San Diego improves its export intensity

August 28, 2015


Lately trade has been on the minds of everyone, with Trade Promotion Authority’s (TPA) passage in June, discussions around the Trans-Pacific Partnership (TPP) hopefully wrapping up this month, and the ongoing negotiations of the Transatlantic Trade and Investment Partnership (TTIP). Exports and trade have become the driving force behind discussions around U.S. job growth and the nation’s continued recovery from the Great Recession.

“As U.S. firms produce and sell their world-class products to customers around the globe, each transaction strengthens our local and national economies, and creates jobs here at home.”U.S. Commerce Secretary Penny Pritzker

We know that supporting companies’ ability to export their goods and services is important for the economic prosperity of San Diego. Exports help sustain jobs, allow companies to pay higher wages, and spur more efficient development of technology and research and development. In 2014 alone, exports supported 72,716 direct and 131,605 indirect jobs.

Earlier this year, the Brooking Institution released new data for its Metropolitan Export Monitor. This data has been the basis for the development of the Go Global San Diego: Trade and Investment Plan, released in March 2015. Although the Export Monitor employs International Trade Administration data, the Export Monitor differs by examining production location vs. origin-of-movement. The full complete methodology can be found by going to the Brookings Institution’s website. Over the next month, we will be examining this new data.                          
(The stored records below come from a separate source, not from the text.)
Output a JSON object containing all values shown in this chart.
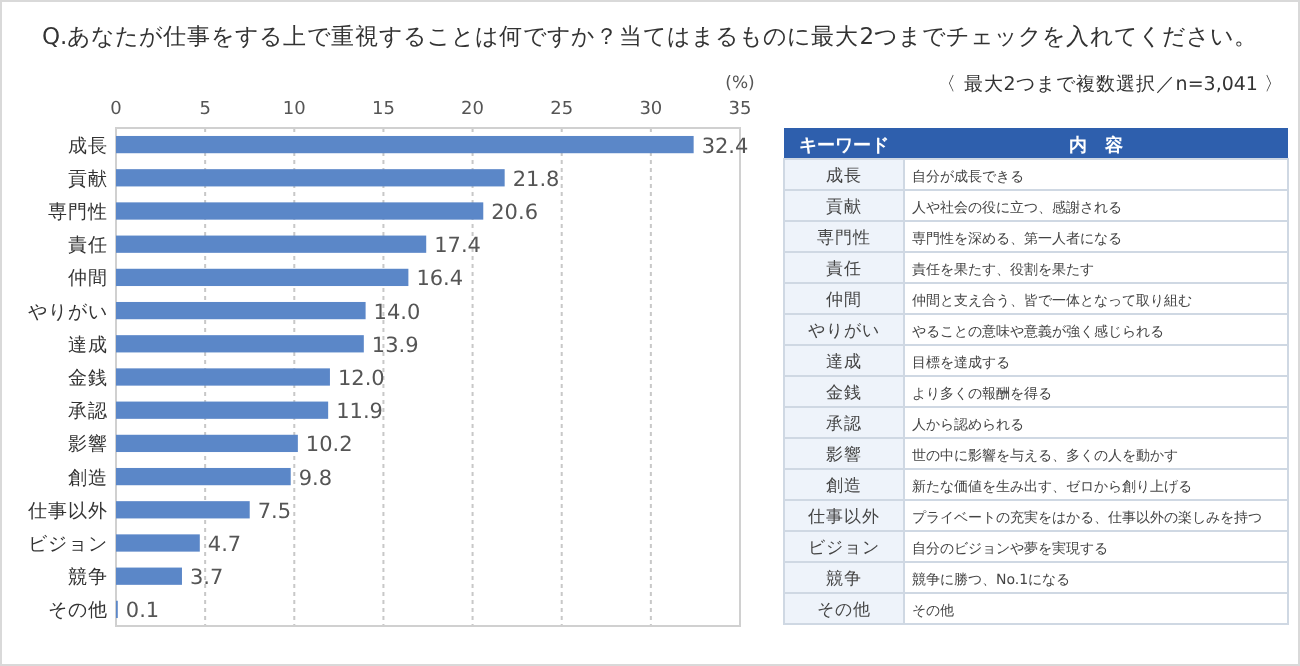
{
  "chart_data": [
    {
      "type": "bar",
      "title": "Q.あなたが仕事をする上で重視することは何ですか？当てはまるものに最大2つまでチェックを入れてください。",
      "xlabel": "(%)",
      "orientation": "horizontal",
      "categories": [
        "成長",
        "貢献",
        "専門性",
        "責任",
        "仲間",
        "やりがい",
        "達成",
        "金銭",
        "承認",
        "影響",
        "創造",
        "仕事以外",
        "ビジョン",
        "競争",
        "その他"
      ],
      "values": [
        32.4,
        21.8,
        20.6,
        17.4,
        16.4,
        14.0,
        13.9,
        12.0,
        11.9,
        10.2,
        9.8,
        7.5,
        4.7,
        3.7,
        0.1
      ],
      "value_labels": [
        "32.4",
        "21.8",
        "20.6",
        "17.4",
        "16.4",
        "14.0",
        "13.9",
        "12.0",
        "11.9",
        "10.2",
        "9.8",
        "7.5",
        "4.7",
        "3.7",
        "0.1"
      ],
      "color": "#5b87c8",
      "xlim": [
        0,
        35
      ],
      "xticks": [
        0,
        5,
        10,
        15,
        20,
        25,
        30,
        35
      ],
      "grid": "x"
    },
    {
      "type": "other",
      "subtitle": "〈 最大2つまで複数選択／n=3,041 〉",
      "categories": [
        "キーワード",
        "内　容"
      ],
      "cell_labels": [
        [
          "成長",
          "自分が成長できる"
        ],
        [
          "貢献",
          "人や社会の役に立つ、感謝される"
        ],
        [
          "専門性",
          "専門性を深める、第一人者になる"
        ],
        [
          "責任",
          "責任を果たす、役割を果たす"
        ],
        [
          "仲間",
          "仲間と支え合う、皆で一体となって取り組む"
        ],
        [
          "やりがい",
          "やることの意味や意義が強く感じられる"
        ],
        [
          "達成",
          "目標を達成する"
        ],
        [
          "金銭",
          "より多くの報酬を得る"
        ],
        [
          "承認",
          "人から認められる"
        ],
        [
          "影響",
          "世の中に影響を与える、多くの人を動かす"
        ],
        [
          "創造",
          "新たな価値を生み出す、ゼロから創り上げる"
        ],
        [
          "仕事以外",
          "プライベートの充実をはかる、仕事以外の楽しみを持つ"
        ],
        [
          "ビジョン",
          "自分のビジョンや夢を実現する"
        ],
        [
          "競争",
          "競争に勝つ、No.1になる"
        ],
        [
          "その他",
          "その他"
        ]
      ]
    }
  ]
}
In 2014, San Diego was ranked as the 16th largest metropolitan region in the U.S. in terms of its GDP ($206.1 billion) and the value of its real exports ($20.6 billion). However, when comparing export intensity (exports as a share of GDP) among the top 100 metropolitan regions, San Diego ranks 50th (10.03 percent). San Diego has been consistently improving this number over the last four years, ranking 60th (9.62 percent) in 2011. This ranking puts San Diego above peer metros such as Minneapolis (56th), New York (65th), Baltimore (90th), and Washington D.C. (95th).

Even when comparing San Diego’s export intensity to the top 25 metros by GDP, San Diego still falls below the median – ranking 14th. However, San Diego experienced the 2nd largest growth in its exports value, growing by more than 6.6 percent, with San Jose growing at 7.3 percent. Lastly, our region had the largest percent increase in its export intensity – growing by 3.9 percent. The only metro which came close to this level of growth was Seattle, increasing by 2.9 percent.

"San Diego’s international trade opportunities have been moving in a very positive direction since we first examined this element of our economy in 2012. But while we have seen export activity continue to grow each year, there is still a lot more we can be doing to better connect our economy to foreign markets,” said Mark Cafferty, president & CEO at San Diego Regional EDC. “With support from dozens of partners and business groups throughout our mega-region, our Go Global San Diego Initiative aims to increase exports, attract more investment and maximize our global competitiveness.”

The Go Global San Diego Initiative was launched in partnership with more than 20 business, civic, and community leaders. The initiative implements five strategies in order to: (1) drive job growth through expanding FDI and international exports; (2) deepen economic ties between the San Diego region and strategic markets; and (3) enhance our regional identity to increase the region’s global fluency and competitiveness.